Yes, why wouldn't it be?
Complexity just means more code to dig through, but tools like console.trace() from Firebug makes that easier.
Yes, it would be debug-able.
If you're using IE8 to test your site, you could use the Developer Tools to inspect individual HTML elements and change their CSS on the fly. There's also the ability to break into Javascript from the same interface.
If you're using Firefox, Firebug has almost identical abilities with a different interface.
Safari also has developer tools installed by default, you just have to go through the hoops of enabling them.
When you are designing your application, design it with debugability and testability in mind. Make sure that individual parts are independently testable, you have enough test data, you have appropriate debug/probe points in your program logic, etc. Essentially if the complexity is properly managed, debugability won't be an issue at all.
If your job depended on it, you would find a way! :)
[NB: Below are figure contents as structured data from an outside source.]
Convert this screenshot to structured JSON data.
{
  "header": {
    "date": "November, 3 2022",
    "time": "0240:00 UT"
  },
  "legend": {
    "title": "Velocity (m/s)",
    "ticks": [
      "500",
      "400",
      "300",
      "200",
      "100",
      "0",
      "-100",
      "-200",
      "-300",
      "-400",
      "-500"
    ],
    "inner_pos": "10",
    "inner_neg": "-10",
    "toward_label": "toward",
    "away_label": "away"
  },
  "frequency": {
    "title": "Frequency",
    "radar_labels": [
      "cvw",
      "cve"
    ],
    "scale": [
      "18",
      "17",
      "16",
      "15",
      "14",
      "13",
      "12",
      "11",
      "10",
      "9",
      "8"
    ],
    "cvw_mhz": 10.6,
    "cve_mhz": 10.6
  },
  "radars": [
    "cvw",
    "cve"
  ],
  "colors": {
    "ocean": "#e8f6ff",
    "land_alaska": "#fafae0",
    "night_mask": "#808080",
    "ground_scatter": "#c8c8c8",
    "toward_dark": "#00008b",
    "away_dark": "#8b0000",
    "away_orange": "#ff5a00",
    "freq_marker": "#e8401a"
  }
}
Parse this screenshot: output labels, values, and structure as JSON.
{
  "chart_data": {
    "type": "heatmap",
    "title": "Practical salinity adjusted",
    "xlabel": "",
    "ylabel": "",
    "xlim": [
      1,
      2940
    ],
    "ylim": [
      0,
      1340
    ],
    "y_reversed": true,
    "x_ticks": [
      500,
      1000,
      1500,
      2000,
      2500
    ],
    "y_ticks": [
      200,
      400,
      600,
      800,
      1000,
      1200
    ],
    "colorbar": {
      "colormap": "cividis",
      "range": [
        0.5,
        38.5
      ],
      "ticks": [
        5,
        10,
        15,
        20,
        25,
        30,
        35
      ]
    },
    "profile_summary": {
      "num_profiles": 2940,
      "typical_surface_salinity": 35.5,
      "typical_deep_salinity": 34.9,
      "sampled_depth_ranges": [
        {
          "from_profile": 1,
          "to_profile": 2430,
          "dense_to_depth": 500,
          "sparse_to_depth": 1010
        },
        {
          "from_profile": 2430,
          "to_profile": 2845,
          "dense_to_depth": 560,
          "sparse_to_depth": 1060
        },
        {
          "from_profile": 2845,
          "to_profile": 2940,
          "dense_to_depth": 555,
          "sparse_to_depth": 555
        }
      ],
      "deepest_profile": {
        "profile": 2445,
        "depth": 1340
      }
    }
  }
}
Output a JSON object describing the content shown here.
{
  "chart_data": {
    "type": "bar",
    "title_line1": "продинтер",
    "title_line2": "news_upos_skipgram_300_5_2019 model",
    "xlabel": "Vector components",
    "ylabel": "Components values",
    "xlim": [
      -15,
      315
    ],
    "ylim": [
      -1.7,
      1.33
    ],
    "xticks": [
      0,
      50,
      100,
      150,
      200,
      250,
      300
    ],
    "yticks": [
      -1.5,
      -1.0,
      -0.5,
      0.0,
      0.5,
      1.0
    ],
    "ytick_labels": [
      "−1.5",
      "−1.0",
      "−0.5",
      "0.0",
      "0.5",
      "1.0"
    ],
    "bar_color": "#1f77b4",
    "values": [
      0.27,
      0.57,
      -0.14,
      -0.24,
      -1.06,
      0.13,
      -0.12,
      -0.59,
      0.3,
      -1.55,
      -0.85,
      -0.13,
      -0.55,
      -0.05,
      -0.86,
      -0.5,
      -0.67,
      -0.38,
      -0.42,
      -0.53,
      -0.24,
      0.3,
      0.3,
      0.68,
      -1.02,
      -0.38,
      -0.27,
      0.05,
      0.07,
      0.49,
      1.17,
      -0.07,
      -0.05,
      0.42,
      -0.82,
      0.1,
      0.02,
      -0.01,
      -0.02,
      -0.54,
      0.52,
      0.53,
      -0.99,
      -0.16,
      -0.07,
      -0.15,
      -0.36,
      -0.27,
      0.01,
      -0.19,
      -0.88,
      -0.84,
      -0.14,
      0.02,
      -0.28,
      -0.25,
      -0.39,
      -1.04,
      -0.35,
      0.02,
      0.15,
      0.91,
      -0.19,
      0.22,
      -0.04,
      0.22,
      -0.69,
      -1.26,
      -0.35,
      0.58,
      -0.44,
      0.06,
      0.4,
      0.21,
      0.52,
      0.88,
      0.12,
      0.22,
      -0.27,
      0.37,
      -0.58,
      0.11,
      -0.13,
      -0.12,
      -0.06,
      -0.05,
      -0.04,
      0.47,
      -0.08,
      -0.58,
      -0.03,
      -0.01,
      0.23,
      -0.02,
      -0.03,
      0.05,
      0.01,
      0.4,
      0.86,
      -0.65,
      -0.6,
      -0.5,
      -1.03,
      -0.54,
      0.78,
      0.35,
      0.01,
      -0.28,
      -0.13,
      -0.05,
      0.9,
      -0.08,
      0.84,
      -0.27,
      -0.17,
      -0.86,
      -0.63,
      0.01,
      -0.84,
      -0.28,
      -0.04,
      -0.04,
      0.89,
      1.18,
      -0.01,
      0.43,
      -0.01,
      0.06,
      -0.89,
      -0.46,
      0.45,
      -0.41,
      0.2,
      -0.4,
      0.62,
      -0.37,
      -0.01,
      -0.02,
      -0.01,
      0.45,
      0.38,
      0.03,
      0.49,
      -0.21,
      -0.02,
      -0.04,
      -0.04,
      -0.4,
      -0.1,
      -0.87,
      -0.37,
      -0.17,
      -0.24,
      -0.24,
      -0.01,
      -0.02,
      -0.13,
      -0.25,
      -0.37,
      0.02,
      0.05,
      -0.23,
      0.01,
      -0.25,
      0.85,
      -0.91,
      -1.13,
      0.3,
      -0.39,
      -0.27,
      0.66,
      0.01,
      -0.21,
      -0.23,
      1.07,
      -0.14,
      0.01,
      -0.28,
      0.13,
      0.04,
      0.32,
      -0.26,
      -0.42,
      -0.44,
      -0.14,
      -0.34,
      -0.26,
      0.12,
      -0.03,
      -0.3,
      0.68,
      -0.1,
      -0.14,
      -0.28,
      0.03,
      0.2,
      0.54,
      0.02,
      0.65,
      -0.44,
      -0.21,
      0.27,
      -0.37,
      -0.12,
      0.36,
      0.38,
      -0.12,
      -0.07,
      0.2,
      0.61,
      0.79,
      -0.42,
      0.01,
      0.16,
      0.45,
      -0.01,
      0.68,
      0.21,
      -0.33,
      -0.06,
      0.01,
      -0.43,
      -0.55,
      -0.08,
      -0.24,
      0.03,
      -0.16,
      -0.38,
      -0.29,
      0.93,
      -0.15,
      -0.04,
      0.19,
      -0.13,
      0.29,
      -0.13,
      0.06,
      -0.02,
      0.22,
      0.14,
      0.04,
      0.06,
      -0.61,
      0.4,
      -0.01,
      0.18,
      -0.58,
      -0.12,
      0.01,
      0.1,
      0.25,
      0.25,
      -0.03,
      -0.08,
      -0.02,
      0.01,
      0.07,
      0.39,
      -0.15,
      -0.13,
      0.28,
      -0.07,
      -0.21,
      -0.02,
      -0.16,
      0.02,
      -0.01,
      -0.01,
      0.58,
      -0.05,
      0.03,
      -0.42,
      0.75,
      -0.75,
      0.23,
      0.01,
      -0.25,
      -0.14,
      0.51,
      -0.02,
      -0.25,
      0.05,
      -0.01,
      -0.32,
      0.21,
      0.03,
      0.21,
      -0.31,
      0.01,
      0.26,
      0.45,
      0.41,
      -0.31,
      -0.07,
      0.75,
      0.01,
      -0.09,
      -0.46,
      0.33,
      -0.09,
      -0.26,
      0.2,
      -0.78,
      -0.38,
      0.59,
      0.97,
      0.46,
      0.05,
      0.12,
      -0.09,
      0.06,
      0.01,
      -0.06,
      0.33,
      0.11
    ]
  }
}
Seriously... a passenger jet has literally millions of parts and yet there are regular routine maintenance checks and if it breaks down it gets fixed. It's a very rare piece of software that approaches that much complexity.
Web app front ends tend to be relatively simple. Essentially you're just pushing some text from the server to the browser and making it pretty; and you're using various parts of the in-browser display as controls, some of which initiate some more text conversations with the server. There are lots of little things that can go wrong, of course, but much of the hardship is simply getting the browser (all of them!) to Do What You Mean.
The only truly difficult problems are those that are intermittent and/or timing sensitive. Those can be a bear to reproduce and trace. That calls for in-depth logical analysis of your source code and/or some specialized testing methods.